In an age where much of the developed world is online 24/7, it doesn’t take long for a new menu sensation to spread like wildfire around the globe.

And perhaps the best case in point for this phenomenon is the now very famous cronut: a hybrid of two long-held consumer favourites, the croissant and the donut. 

Developed by Dominique Ansel at his New York bakery in May 2013, the innovative snack attracted not only long queues of customers, but media attention on a worldwide scale as pastry enthusiasts fell over themselves to express their desire in trying one.

It became one of the most virally talked about foods of the year, with Time magazine naming it as one of 2013’s top 25 innovations.

And although Ansel went on to trademark the name “cronut”, it hasn’t stopped other bakeries attempting to create their own varieties of this popular hybrid pastry. Versions of the buttery, cream-filled delicacy have popped up in cafes and bakeries all over the world, with variations on the cronut theme still emerging three years later.

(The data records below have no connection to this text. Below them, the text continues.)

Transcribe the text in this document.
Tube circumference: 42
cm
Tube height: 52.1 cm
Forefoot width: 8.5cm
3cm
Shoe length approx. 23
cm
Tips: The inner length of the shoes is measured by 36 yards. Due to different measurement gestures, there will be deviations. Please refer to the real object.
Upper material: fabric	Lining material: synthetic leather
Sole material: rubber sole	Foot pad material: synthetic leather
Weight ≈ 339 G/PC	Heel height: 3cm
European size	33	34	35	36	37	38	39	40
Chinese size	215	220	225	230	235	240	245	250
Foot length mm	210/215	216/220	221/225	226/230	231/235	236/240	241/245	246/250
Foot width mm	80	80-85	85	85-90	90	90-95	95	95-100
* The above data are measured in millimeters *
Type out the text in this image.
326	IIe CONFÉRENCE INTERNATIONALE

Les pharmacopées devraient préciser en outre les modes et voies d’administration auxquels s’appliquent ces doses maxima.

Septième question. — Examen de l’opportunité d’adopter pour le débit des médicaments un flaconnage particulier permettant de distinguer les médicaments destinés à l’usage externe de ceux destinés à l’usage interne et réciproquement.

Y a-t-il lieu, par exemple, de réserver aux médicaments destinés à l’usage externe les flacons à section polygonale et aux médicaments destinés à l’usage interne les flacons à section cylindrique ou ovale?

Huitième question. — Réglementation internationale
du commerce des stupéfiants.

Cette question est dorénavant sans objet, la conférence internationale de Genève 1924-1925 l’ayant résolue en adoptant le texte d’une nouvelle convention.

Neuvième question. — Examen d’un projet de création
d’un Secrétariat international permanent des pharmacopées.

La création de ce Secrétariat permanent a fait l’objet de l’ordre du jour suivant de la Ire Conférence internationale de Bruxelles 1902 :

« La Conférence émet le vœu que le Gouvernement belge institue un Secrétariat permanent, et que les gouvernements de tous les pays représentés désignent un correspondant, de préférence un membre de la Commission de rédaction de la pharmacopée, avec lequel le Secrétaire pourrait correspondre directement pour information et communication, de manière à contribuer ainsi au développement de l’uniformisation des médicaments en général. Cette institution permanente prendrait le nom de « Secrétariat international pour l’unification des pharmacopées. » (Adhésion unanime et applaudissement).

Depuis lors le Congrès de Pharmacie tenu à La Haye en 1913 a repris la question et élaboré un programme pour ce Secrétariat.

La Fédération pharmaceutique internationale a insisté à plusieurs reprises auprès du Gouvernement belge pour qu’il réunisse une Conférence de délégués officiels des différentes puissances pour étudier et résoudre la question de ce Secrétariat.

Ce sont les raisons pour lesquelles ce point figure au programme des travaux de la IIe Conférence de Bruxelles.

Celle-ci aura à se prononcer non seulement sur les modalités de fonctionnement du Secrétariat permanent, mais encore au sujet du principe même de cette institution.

For example, London’s Rinkoffs Bakery made headlines earlier this year when it launched a Crème Egg “cronut” for Easter. It also gained traction on social media as users enthused about this chocolate egg version of the treat.

That particular dessert’s creator, Jennifer Rinkoff, told Time she wanted to create something special for what is a busy season for bakeries.

“We did them last year because Easter is such a popular season for us, and I wanted to do something that wasn’t a hot cross bun — something really visual and gimmicky.”

Meanwhile, the original cronut creation is still going strong for Ansel.

He opened a bakery in Tokyo last year, launching a cronut flavoured with Hokkaido milk honey and Yuzu lemon curd, and this year announced plans to open his first London bakery. And the New York home of the cronut still rolls out a new flavour each month.

But the cronut isn’t the only dairy-based snack to sweep the masses.

The Hokkaido Cake, developed by Fonterra as a chef-led solution in Malaysia, also enjoyed widespread popularity throughout Asia in 2013, as news of its pillowy, cream-filled indulgence spread online.

The chiffon cupcakes, baked in square cups, and filled with cream or custard remain popular to this day. 

And with dessert connoisseurs eager to try the next novelty indulgence and social media users keen to spread the word about them, these hybrid-style, dairy-based snacks remain a trend worth capitalising on.